DHS cannot escape responsibility for the case law holding that its detainers are “voluntary” and can be ignored. Policy memorandum issued by DHS’s own executives stating that detainers are voluntary, coupled with the failure to defend local law enforcement’s compliance with DHS detainers have made the situation significantly worse. Circuit Courts of Appeal are including this policy memorandum in their analysis of why local law enforcement is culpable in detaining individuals.

 

Congress has quickly responded with public hearings to the outcry following Kathryn Steinle’s death and ameliorative legislation is expected soon. Proposals include the imposition of mandatory minimum prison sentences for previously deported illegal aliens who return to our country, significant alterations to the current “catch and release” policies, and denial of federal funds to sanctuary communities that refuse to comply with our federal immigration laws. There are also many excellent proposed amendments in the Davis-Oliver Act introduced by Representative Trey Gowdy and Senator Jeff Sessions which would address sanctuary concerns and strengthen immigration enforcement. A recent Rasmussen Reports Poll of likely voters found that 58% believe that the federal government should cut funds to sanctuary cities and 62% believe the Justice Department should take legal action against sanctuary cities. Congress must act to eliminate sanctuary jurisdictions, secure our borders and reinvigorate interior enforcement efforts.

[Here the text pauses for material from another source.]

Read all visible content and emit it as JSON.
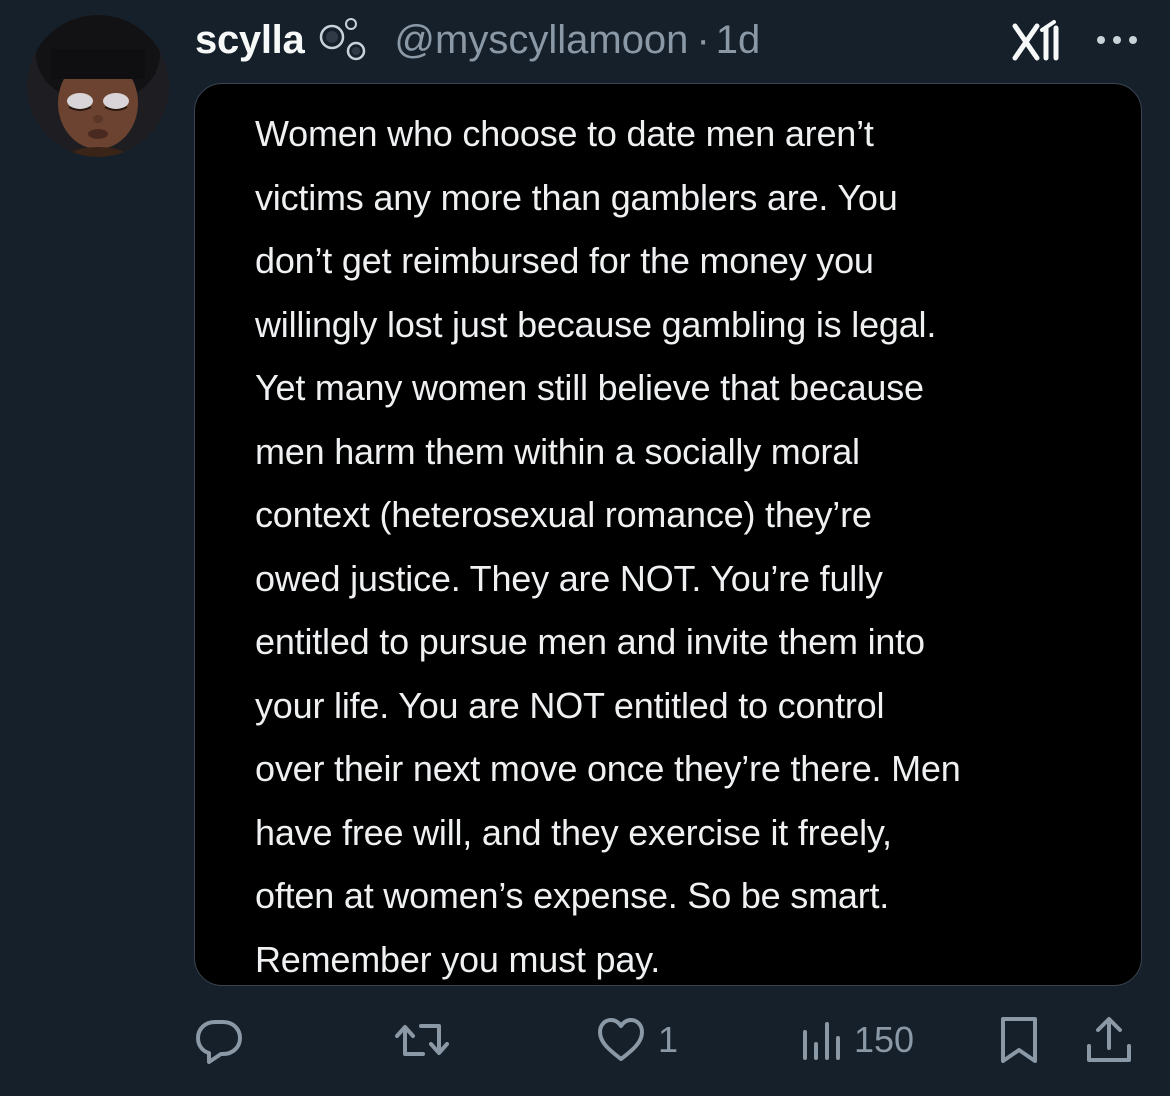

We must enact the type of legislation that enhances our enforcement efforts, including the detention of illegal aliens by state and local law enforcement authorities at the request of DHS.

 

Our immigration enforcement system is not merely broken, it is near collapse. This nation and its leaders must demonstrate the political will to enforce our immigration laws as written. The time is now to insure that legislation enacted by Congress for the protection of all of our citizens and residents is recognized and that state and local officials comply with those requirements. Our safety and ability to pursue our rights, guaranteed by the Constitution are dependent upon public officials acting under the “rule of law,” and not reacting to political ideology or expediency.